When it comes to purchasing the first investment property, a smart investor will study up, and research the market. These 10 easy tips for buying the first investment property in one’s portfolio will give all the necessary indications to finding the right property, the right time to buy, and the right time to sell.
1) Where is it located?
A prime location is near good schools, landmarks
2) Is the property dividable?
If there isn’t already a home built on the land, the investor may wish to rent out a house or duplex on the property. To do so, dividing the property may be a prerequisite. Especially in the case where two homes are to be built on the same property. If there is not enough allotted space for construction, the permission will be denied.
3) What is the yearly property tax? Knowing the exact year-by-year cost will save an investor a lot of bookkeeping time.
4) Check a lot of different mortgage offers from banks. Some will be great opportunities, others will rip off the investor..
5) Get the loan pre approved.
6) Prepare a 5% deposit, as this is a standard practice in property purchases.
7) Start saving for the property. Using a CD, or other savings method is a great way to be prepared for the purchase and various fees that are involved.

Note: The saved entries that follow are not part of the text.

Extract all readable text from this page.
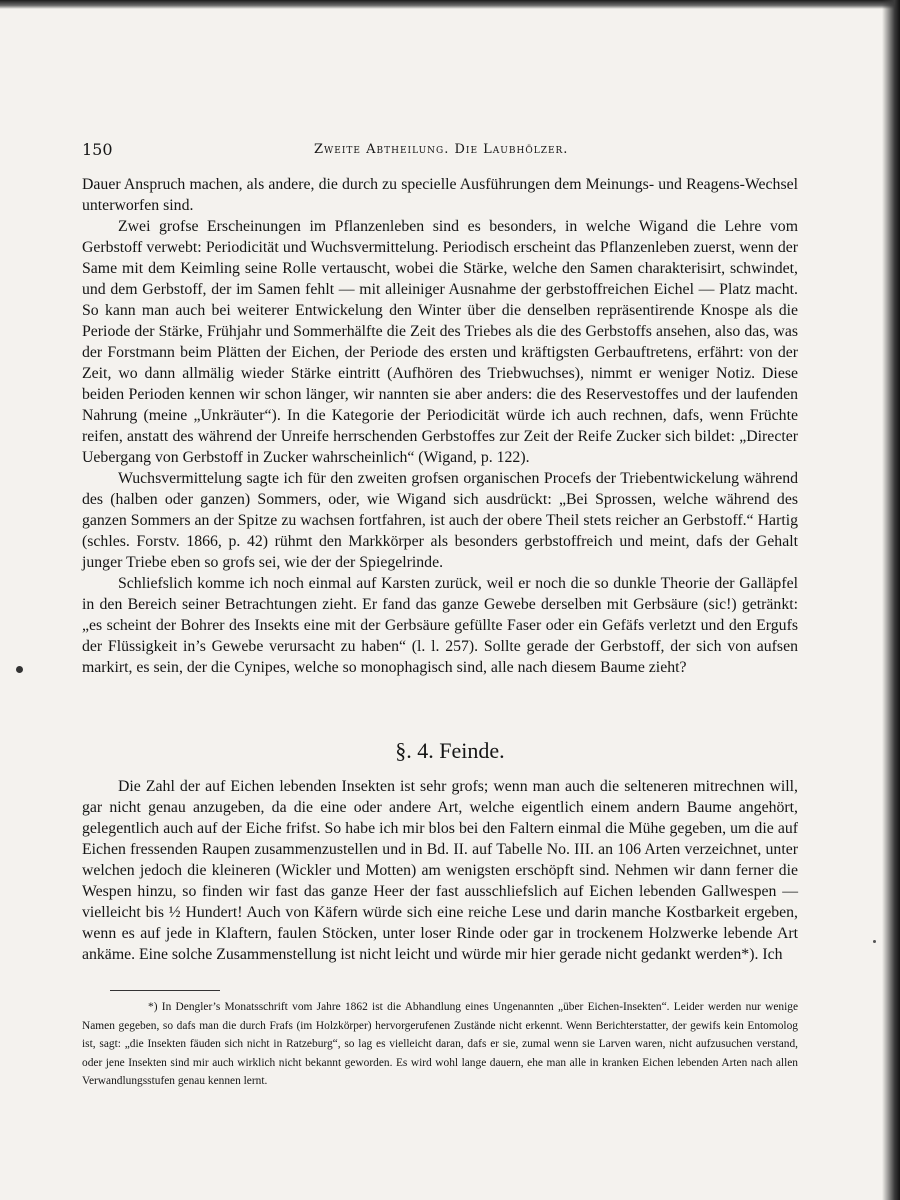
150	Zweite Abtheilung. Die Laubhölzer.

Dauer Anspruch machen, als andere, die durch zu specielle Ausführungen dem Meinungs- und Reagens-Wechsel unterworfen sind.

Zwei grofse Erscheinungen im Pflanzenleben sind es besonders, in welche Wigand die Lehre vom Gerbstoff verwebt: Periodicität und Wuchsvermittelung. Periodisch erscheint das Pflanzenleben zuerst, wenn der Same mit dem Keimling seine Rolle vertauscht, wobei die Stärke, welche den Samen charakterisirt, schwindet, und dem Gerbstoff, der im Samen fehlt — mit alleiniger Ausnahme der gerbstoffreichen Eichel — Platz macht. So kann man auch bei weiterer Entwickelung den Winter über die denselben repräsentirende Knospe als die Periode der Stärke, Frühjahr und Sommerhälfte die Zeit des Triebes als die des Gerbstoffs ansehen, also das, was der Forstmann beim Plätten der Eichen, der Periode des ersten und kräftigsten Gerbauftretens, erfährt: von der Zeit, wo dann allmälig wieder Stärke eintritt (Aufhören des Triebwuchses), nimmt er weniger Notiz. Diese beiden Perioden kennen wir schon länger, wir nannten sie aber anders: die des Reservestoffes und der laufenden Nahrung (meine „Unkräuter“). In die Kategorie der Periodicität würde ich auch rechnen, dafs, wenn Früchte reifen, anstatt des während der Unreife herrschenden Gerbstoffes zur Zeit der Reife Zucker sich bildet: „Directer Uebergang von Gerbstoff in Zucker wahrscheinlich“ (Wigand, p. 122).

Wuchsvermittelung sagte ich für den zweiten grofsen organischen Procefs der Triebentwickelung während des (halben oder ganzen) Sommers, oder, wie Wigand sich ausdrückt: „Bei Sprossen, welche während des ganzen Sommers an der Spitze zu wachsen fortfahren, ist auch der obere Theil stets reicher an Gerbstoff.“ Hartig (schles. Forstv. 1866, p. 42) rühmt den Markkörper als besonders gerbstoffreich und meint, dafs der Gehalt junger Triebe eben so grofs sei, wie der der Spiegelrinde.

Schliefslich komme ich noch einmal auf Karsten zurück, weil er noch die so dunkle Theorie der Galläpfel in den Bereich seiner Betrachtungen zieht. Er fand das ganze Gewebe derselben mit Gerbsäure (sic!) getränkt: „es scheint der Bohrer des Insekts eine mit der Gerbsäure gefüllte Faser oder ein Gefäfs verletzt und den Ergufs der Flüssigkeit in’s Gewebe verursacht zu haben“ (l. l. 257). Sollte gerade der Gerbstoff, der sich von aufsen markirt, es sein, der die Cynipes, welche so monophagisch sind, alle nach diesem Baume zieht?

§. 4. Feinde.

Die Zahl der auf Eichen lebenden Insekten ist sehr grofs; wenn man auch die selteneren mitrechnen will, gar nicht genau anzugeben, da die eine oder andere Art, welche eigentlich einem andern Baume angehört, gelegentlich auch auf der Eiche frifst. So habe ich mir blos bei den Faltern einmal die Mühe gegeben, um die auf Eichen fressenden Raupen zusammenzustellen und in Bd. II. auf Tabelle No. III. an 106 Arten verzeichnet, unter welchen jedoch die kleineren (Wickler und Motten) am wenigsten erschöpft sind. Nehmen wir dann ferner die Wespen hinzu, so finden wir fast das ganze Heer der fast ausschliefslich auf Eichen lebenden Gallwespen — vielleicht bis ½ Hundert! Auch von Käfern würde sich eine reiche Lese und darin manche Kostbarkeit ergeben, wenn es auf jede in Klaftern, faulen Stöcken, unter loser Rinde oder gar in trockenem Holzwerke lebende Art ankäme. Eine solche Zusammenstellung ist nicht leicht und würde mir hier gerade nicht gedankt werden*). Ich

*) In Dengler’s Monatsschrift vom Jahre 1862 ist die Abhandlung eines Ungenannten „über Eichen-Insekten“. Leider werden nur wenige Namen gegeben, so dafs man die durch Frafs (im Holzkörper) hervorgerufenen Zustände nicht erkennt. Wenn Berichterstatter, der gewifs kein Entomolog ist, sagt: „die Insekten fäuden sich nicht in Ratzeburg“, so lag es vielleicht daran, dafs er sie, zumal wenn sie Larven waren, nicht aufzusuchen verstand, oder jene Insekten sind mir auch wirklich nicht bekannt geworden. Es wird wohl lange dauern, ehe man alle in kranken Eichen lebenden Arten nach allen Verwandlungsstufen genau kennen lernt.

8) Prepare the proper documentation.
9) Look for the property using newspapers, craigslist, and other resources available to investors and future home owners.
10) Purchase a property that is within a comfortable price range. Take into account the future of the family, other business ventures, and how much risk one is willing to undertake.
For the smart investor, it pays to be cautious when making that first investment property purchase. So keeping in mind the location, future prospects that are indicated by the property’s amenities, whether or not the property is dividable using government forms, and the cost of year-by-year property taxes the smart investor will make the right choice with confidence.